Centralisation option

If a company has a sister entity in a given jurisdiction, there may be an option to transfer the individual’s employment to that entity. Another suggested approach, says Piper, is the idea of a central employment company where you have employment contracts centrally managed in a unit staffed by experts who understand the issues in different territories. ‘For bigger companies that might work as part of global business services,’ he says.

Other factors to take into consideration include currency risk. If individuals are employed by a UK company, they may be paid in sterling, but may be required to pay tax in euros, if they’re based in the EU. ‘If all of a sudden they want to be paid in euros, how will that work in terms of benefits still driven by the UK?’ asks Welch.

Broader risks

In many cases, there is also a need to raise awareness among clients on broader regulatory requirements and risk factors, Welch says.

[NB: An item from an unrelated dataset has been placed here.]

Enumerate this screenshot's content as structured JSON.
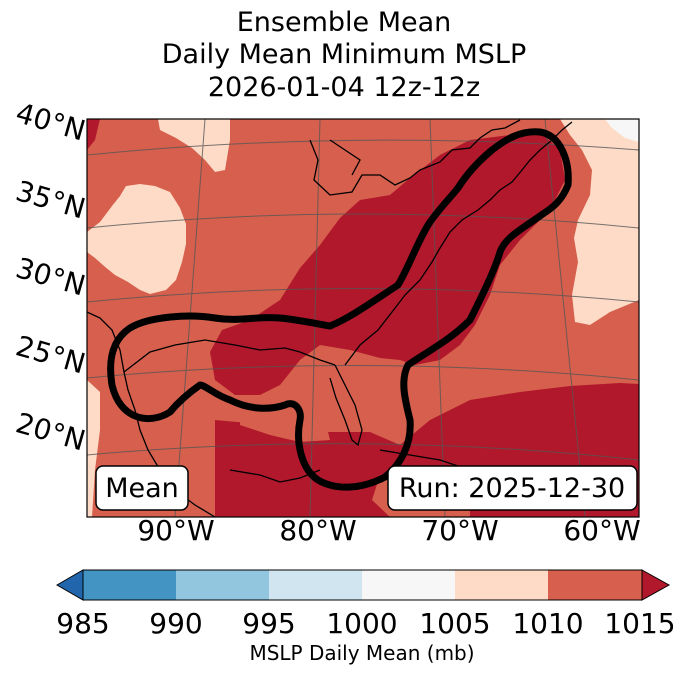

Within the EU, there are working-time directives and other employment regulations. Companies also need to investigate whether an individual has the legal right to work in a given jurisdiction.

And then there is cyber and IT security. ‘It could cause significant headaches where people might want to transfer sensitive information in or out of different territories,’ says Piper.

As Welch points out, all these issues are costly in terms of time and money. There is a thirst for information and know-how and, even when they are armed with good advice, even a partial WFA or hybrid policy will bring additional costs, such as running additional payrolls and monitoring other jurisdictions for tax or legislative changes.

All this amounts to a considerable downside for businesses.